On Special Access Chris, yeah, we've seen nice growth and a lot of that's coming from demand. There is a lot of discussion about the wireless carriers pushing rates down specifically and it's hard to tell where that's going to go. But ultimately as we talk to carriers the demand and the growth opportunity is still so strong even though there's likely to be some rate pressure, the volume's going to offset that and we still believe long term in the growth prospects in special access. We're committed to spending incremental dollars next year to really actively begin connecting more wireless towers with fiber, and that's an area we're aggressively chasing to drive incremental revenues and are excited about the prospects.

Jeffery R. Gardner

Just not to get specific on that, but our Special Access rates are around the country, I would view them as pretty darn competitive in terms of where we're at relative to rates of other carriers etc.

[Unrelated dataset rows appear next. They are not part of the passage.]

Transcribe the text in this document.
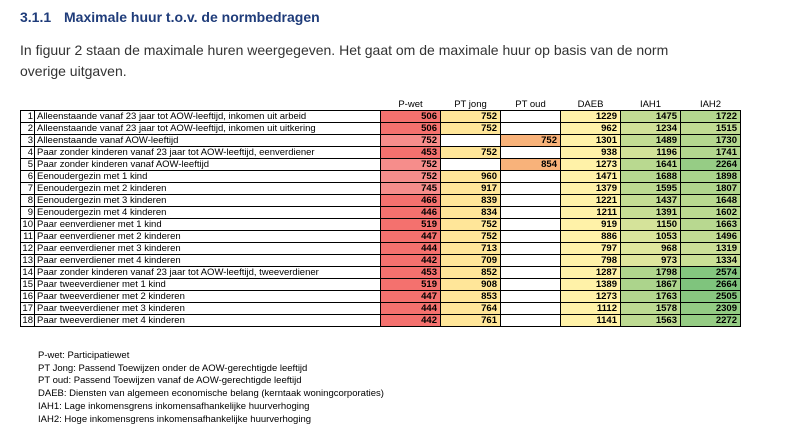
3.1.1 Maximale huur t.o.v. de normbedragen
In figuur 2 staan de maximale huren weergegeven. Het gaat om de maximale huur op basis van de norm overige uitgaven.
		P-wet	PT jong	PT oud	DAEB	IAH1	IAH2
1	Alleenstaande vanaf 23 jaar tot AOW-leeftijd, inkomen uit arbeid	506	752		1229	1475	1722
2	Alleenstaande vanaf 23 jaar tot AOW-leeftijd, inkomen uit uitkering	506	752		962	1234	1515
3	Alleenstaande vanaf AOW-leeftijd	752		752	1301	1489	1730
4	Paar zonder kinderen vanaf 23 jaar tot AOW-leeftijd, eenverdiener	453	752		938	1196	1741
5	Paar zonder kinderen vanaf AOW-leeftijd	752		854	1273	1641	2264
6	Eenoudergezin met 1 kind	752	960		1471	1688	1898
7	Eenoudergezin met 2 kinderen	745	917		1379	1595	1807
8	Eenoudergezin met 3 kinderen	466	839		1221	1437	1648
9	Eenoudergezin met 4 kinderen	446	834		1211	1391	1602
10	Paar eenverdiener met 1 kind	519	752		919	1150	1663
11	Paar eenverdiener met 2 kinderen	447	752		886	1053	1496
12	Paar eenverdiener met 3 kinderen	444	713		797	968	1319
13	Paar eenverdiener met 4 kinderen	442	709		798	973	1334
14	Paar zonder kinderen vanaf 23 jaar tot AOW-leeftijd, tweeverdiener	453	852		1287	1798	2574
15	Paar tweeverdiener met 1 kind	519	908		1389	1867	2664
16	Paar tweeverdiener met 2 kinderen	447	853		1273	1763	2505
17	Paar tweeverdiener met 3 kinderen	444	764		1112	1578	2309
18	Paar tweeverdiener met 4 kinderen	442	761		1141	1563	2272
P-wet: Participatiewet
PT Jong: Passend Toewijzen onder de AOW-gerechtigde leeftijd
PT oud: Passend Toewijzen vanaf de AOW-gerechtigde leeftijd
DAEB: Diensten van algemeen economische belang (kerntaak woningcorporaties)
IAH1: Lage inkomensgrens inkomensafhankelijke huurverhoging
IAH2: Hoge inkomensgrens inkomensafhankelijke huurverhoging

Chris King - Stifel Nicolaus

Thank you. Is that what – would you say most of your Special Access strength and growth is coming from wireless carriers currently?

Brent K. Whittington

Absolutely.

Chris King - Stifel Nicolaus

Thank you.

Operator

Your next question is from Barry Mccarver with Stephens.

Barry Mccarver - Stephens

Hey, good morning guys and thanks for taking my question. I guess first off, on the dividend payout ratio, you talked about what it was this quarter. As we move through 2010 I know there's going to be a little noise because of closing the acquisitions, but can you talk about where you think that ratio may go on a quarter to quarter basis – you know before we end up full year. I know, I think it was Tony or Brent that made a comment about free cash flow – free cash flow levels but I'm wondering if that pay ratio may ease up a little bit when we close a few of these deals?

Jeffery R. Gardner

Yeah, Tony go ahead, you addressed that earlier.

Anthony W. Thomas

Yeah, Barry this is Tony. As we mentioned in our prepared remarks – you know in 2009 we had a dividend payout ratio of 53%. In the 2010 guidance which at this time includes NuVox but excludes Iowa, just to be absolutely clear – you know we're expecting 59% to 65%. And as you alluded to there will be some variability to that within the course of the year but I think 2009 is a good gauge to look at in terms of how those numbers are going to shape up. And obviously you know given the uncertainty of the timing of Iowa – once we have greater certainty around that, then we'll provide some greater insight into what the expected payout ratio will do with the inclusion of Iowa. But we'll do that at a later point.

Jeffery R. Gardner

And I think the important this is if you step back and you look at what's going on with Windstream – we made tremendous progress in 2009 on transforming this business. I know our OIBDA looks pretty flat when you look at it on the outside which is kind of the objective, but we have changed so much within our company and so from our ability to sustain dividends our core business continues to get stronger and more focused on Business and Broadband, so we've been – we have never been more optimistic Barry in terms of our ability to manage through this transformation and emerge on the other side with a very strong business focused on Broadband and Business revenue. That's going to have very different growth characteristics in the year to come.

Barry Mccarver - Stephens

Okay, and so I guess I gather then – historically the payout's always been 65% or lower. At the end of the day, once the acquisitions are closed and integrated and become accretive that's still going to be the case.

Jeffery R. Gardner

That's correct, Barry.

Barry Mccarver - Stephens

Okay, and then the second question I had was really on margins both gross and OIBDA. If I try to pull out the onetime charges in the quarter it looked like you had really strong margins in 4Q. I know you've talked about getting the acquisitions that you've closed that are already pretty (inaudible) but is this a sustainable level for margins kind of where they were 4q without the charges – was there anything unusual in the quarter? How should we think about 2010?

Anthony W. Thomas

Yeah, Barry this is Tony. I'll speak to just that. Probably the most important element that I alluded to in evaluating that was just the Switched Access one time item of $5 million. Beyond that the business has performed really well in the fourth quarter and really there's nothing that will frankly weaken that momentum. If there's anything that momentum will only be accelerated once we get the full benefits of the integration of D&E as well as NuVox.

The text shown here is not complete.